So far, the campaign for one of the greatest classical music events in Europe, which will be held in Novi Sad on Sunday, 26 June, has probably attracted your attention. A marathon endeavour, a performance of all nine of Beethoven’s brilliant symphonies by the Dortmund and Belgrade Philharmonic orchestras, Slovak Philharmonic Choir and four soloists from the Netherlands, Austria and the USA, has been dedicated to one of the greatest composers of all times.
Gabriel Feltz, a chief conductor of the Dortmund Philharmonic and mastermind behind the endeavour, will be standing in front of renowned musicians, while the concept of the event is such that the Philharmonic will alternate in performing the first eight symphonies in the first City Concert Hall in the history of Novi Sad on Sunday morning, while we will have a chance to listen to the Symphony No. 9 at the Petrovaradin Fortress with a symbolic beginning at 8.22 p.m. (20.22) It will be the last Beethoven’s symphony, the greatest work by the famous composer, with choir performing ‘Ode to Joy’ written by Friedrich Schiller, that will send a strong message of peace and togetherness.

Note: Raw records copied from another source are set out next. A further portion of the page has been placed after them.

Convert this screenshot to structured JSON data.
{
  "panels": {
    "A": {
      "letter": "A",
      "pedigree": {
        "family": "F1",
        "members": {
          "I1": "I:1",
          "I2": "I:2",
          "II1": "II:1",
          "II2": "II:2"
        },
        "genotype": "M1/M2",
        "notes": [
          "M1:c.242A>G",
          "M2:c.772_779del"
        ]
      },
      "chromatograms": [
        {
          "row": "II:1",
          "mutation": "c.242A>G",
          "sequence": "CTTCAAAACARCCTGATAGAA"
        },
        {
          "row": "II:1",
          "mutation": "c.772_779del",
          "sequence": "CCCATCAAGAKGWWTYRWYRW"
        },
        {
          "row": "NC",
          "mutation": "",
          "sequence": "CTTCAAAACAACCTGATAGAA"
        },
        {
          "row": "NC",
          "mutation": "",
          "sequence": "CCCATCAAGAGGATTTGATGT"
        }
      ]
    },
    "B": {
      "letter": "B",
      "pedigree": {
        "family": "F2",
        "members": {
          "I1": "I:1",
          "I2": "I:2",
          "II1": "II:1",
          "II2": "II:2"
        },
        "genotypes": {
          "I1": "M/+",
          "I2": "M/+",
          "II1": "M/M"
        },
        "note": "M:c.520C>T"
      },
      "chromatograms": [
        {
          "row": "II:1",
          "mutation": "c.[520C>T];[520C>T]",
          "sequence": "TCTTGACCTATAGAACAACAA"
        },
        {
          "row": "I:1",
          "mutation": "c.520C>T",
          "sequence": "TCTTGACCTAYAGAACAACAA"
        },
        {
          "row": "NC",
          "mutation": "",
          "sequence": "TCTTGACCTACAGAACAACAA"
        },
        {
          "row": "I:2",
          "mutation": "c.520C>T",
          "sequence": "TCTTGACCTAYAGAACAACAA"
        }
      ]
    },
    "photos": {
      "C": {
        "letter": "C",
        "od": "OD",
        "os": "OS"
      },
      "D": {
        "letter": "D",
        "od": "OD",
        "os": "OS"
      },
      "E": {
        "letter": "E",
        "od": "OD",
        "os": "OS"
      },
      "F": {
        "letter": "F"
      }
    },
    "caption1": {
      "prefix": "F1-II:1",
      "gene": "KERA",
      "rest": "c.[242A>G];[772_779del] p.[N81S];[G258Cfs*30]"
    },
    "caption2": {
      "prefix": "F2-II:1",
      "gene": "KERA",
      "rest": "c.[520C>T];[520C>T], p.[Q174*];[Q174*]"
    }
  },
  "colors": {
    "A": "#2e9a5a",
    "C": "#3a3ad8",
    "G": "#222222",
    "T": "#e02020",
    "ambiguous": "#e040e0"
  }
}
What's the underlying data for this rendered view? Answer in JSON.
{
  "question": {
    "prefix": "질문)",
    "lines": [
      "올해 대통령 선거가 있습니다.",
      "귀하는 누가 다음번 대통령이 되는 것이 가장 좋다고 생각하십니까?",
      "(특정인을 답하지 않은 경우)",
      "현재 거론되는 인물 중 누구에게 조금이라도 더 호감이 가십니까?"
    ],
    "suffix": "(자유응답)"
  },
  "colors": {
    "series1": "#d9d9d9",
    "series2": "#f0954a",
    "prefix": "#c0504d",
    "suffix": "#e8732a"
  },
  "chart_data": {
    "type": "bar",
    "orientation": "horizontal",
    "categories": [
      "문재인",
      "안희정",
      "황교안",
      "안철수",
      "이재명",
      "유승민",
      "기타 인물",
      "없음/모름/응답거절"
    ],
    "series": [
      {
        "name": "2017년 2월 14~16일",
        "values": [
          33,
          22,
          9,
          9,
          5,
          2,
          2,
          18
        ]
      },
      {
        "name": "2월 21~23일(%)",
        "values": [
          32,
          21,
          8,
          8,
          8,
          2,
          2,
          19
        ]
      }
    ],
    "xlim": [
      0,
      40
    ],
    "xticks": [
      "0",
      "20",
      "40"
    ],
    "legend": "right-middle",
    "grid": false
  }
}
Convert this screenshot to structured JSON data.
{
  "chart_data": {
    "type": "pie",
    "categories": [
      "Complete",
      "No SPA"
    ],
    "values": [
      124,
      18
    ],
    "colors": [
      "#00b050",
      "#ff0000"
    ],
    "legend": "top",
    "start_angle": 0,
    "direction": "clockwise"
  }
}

The incredible 190 musicians from 6 countries and 103 local musicians will unite on the City Concert Hall stage and the Petrovaradin Fortress, which will create a unique experience for the audience.
As a hymn of the European Union, ‘Ode to Joy’ presents in the best way what message Novi Sad, as this year’s European Capital of Culture, wants to send with its programme arch taking place at the moment – ‘Fortress of Peace’, within which this unique event is organised. Thus, this year’s European Capital of Culture confirms the status of Novi Sad as a city of classical music, particularly because of the preparations for this prestigious title, when an impressive number of such great events were held. Some of them, including ‘Korzo’, the concert of classical music under the clear skies, taking place every September five years in a row, and open-air operas ‘Carmen’ and ‘Aida’, have shown the audience and organiser’s readiness to move programme and production boundaries in the region. The ‘Fortress of Peace’ is another confirmation since, during June and July, we can expect eight similar concerts discussing the same topics such as peace, multiculturality, mutual understanding and intercultural cooperation through classical music.
For that reason, Beethoven’s symphonies, which went through various challenges regarding the audience acceptance and eventually culminated in the Symphony No. 9 and the unfinished ‘Ode to Joy’, were perceived as a metaphorical message to Europe and the world that are currently going through a war crisis. The incompleteness of this masterpiece reflects the incompleteness of the European Union as a community, which accepts the diversity of peoples and represents a utopian plan that has yet to be realised – and there is no better way than music to unite diversity. That is why the cooperation between German and Serbian musicians is of great importance for this year’s European Capital of Culture, but also for the whole of Europe, and this achievement remains inscribed as one of the most important events in the recent musical history of the city.
City Concert Hall
10 a.m. / Symphony No. 1 and Symphony No. 2 (Dortmund Philharmonic)
12.30 p.m. / Symphony No. 3 and Symphony No. 4 (Belgrade Philharmonic)
3 p.m. / Symphony No. 5 and Symphony No. 6 (Dortmund Philharmonic)
5.30 p.m. / Symphony No. 7 and Symphony No. 8 (Belgrade Philharmonic)
8.22 p.m. (20.22) / Symphony No. 9
You can buy tickets for concerts in the City Concert Hall at Gigs Tix ticket offices, while the entry to the concert at the Petrovaradin Fortress is free.